Self-taught Roma musicians and Roma orchestras cheer up the people with their song during the holidays
The largest ethnic minority in Bosnia and Herzegovina is the Roma. There are no precise data on the number of Roma in Bosnia and Herzegovina and other countries in the world. Some associations claim that the number of the Roma minority is between 70 and one hundred thousand Roma living in Bosnia and Herzegovina.
They are popularly called “heavenly people”. It is a reality in the world and it is common knowledge that the Roma are the least educated and working. They almost have no rights. They are exposed to the worst forms of discrimination on a daily basis worldwide and in the areas where they live. Extreme poverty, unemployment, unresolved housing issues and premature pregnancies for girls are just some of the problems this population faces on a daily basis.
The issue of their inclusion in society is still a secondary issue for decision-makers. Roma are mostly left to themselves and their means of survival.
Nevertheless, Roma have always been a people who love song and music. Many of their orchestras and musicians are well known and have always entertained people with their song.
They sing and play at weddings, various festivities and parties where they show their musical preferences and talents (mostly self-taught).
There are many still preserved old customs in Sarajevo and throughout Bosnia and Herzegovina. Roma musicians and orchestras walk the streets of the city during religious and New Year’s holidays, carrying accordions, double bass and trumpets. With their musical instruments, they play world-famous musical songs, or Christmas and New Year’s songs, interpreting them in their own way. Players take a short break in front of apartment buildings, parks or promenades. So they give you a chance to enjoy playing them. They slowly continue their walk and play in the open space.
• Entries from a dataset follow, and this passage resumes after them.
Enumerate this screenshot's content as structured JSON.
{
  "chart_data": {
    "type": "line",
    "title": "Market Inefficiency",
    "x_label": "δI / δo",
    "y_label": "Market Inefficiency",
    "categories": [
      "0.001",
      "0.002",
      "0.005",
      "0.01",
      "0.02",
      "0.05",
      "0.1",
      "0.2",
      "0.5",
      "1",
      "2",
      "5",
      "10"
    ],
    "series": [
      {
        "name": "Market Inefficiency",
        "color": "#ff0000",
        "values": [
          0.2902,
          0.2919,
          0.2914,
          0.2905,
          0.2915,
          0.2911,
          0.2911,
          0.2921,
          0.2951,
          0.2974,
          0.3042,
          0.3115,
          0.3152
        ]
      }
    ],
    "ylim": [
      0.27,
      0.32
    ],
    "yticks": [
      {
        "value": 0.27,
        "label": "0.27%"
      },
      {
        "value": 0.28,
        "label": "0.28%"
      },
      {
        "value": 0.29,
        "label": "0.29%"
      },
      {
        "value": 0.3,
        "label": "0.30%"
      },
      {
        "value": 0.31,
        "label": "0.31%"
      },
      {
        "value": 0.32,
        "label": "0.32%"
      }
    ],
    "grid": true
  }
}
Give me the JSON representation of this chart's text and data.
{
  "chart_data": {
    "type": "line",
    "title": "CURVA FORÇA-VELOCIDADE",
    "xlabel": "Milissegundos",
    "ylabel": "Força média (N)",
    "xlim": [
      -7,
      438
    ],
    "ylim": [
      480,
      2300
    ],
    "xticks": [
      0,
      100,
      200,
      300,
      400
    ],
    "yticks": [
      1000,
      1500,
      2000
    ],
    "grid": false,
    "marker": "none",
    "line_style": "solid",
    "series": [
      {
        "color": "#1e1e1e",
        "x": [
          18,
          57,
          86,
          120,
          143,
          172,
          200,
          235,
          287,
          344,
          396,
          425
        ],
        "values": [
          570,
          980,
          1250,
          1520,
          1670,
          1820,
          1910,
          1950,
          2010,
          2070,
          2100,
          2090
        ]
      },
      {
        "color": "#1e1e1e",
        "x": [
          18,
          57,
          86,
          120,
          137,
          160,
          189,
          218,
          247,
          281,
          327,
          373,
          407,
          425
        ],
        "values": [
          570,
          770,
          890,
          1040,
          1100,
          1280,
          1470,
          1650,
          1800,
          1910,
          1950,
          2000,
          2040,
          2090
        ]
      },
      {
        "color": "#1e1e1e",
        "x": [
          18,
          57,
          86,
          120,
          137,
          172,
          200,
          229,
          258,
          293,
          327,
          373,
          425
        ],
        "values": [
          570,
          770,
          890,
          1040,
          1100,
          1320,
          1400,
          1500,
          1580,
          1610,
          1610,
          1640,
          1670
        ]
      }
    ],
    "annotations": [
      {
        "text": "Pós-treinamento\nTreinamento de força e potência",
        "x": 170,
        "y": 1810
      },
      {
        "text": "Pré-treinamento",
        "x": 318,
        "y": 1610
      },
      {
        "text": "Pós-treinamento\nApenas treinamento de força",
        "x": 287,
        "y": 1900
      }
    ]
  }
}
An old Bosnian custom, appropriate to all religions and denominations in Bosnia and Herzegovina, requires listeners to toss coins to musicians if they listen to music from balconies and windows, or to give paper money for music they listen to if they are on the streets. In this way, they help the musicians, trumpeters and orchestras of the Roma national minority to live, work, play and continue this beautiful tradition.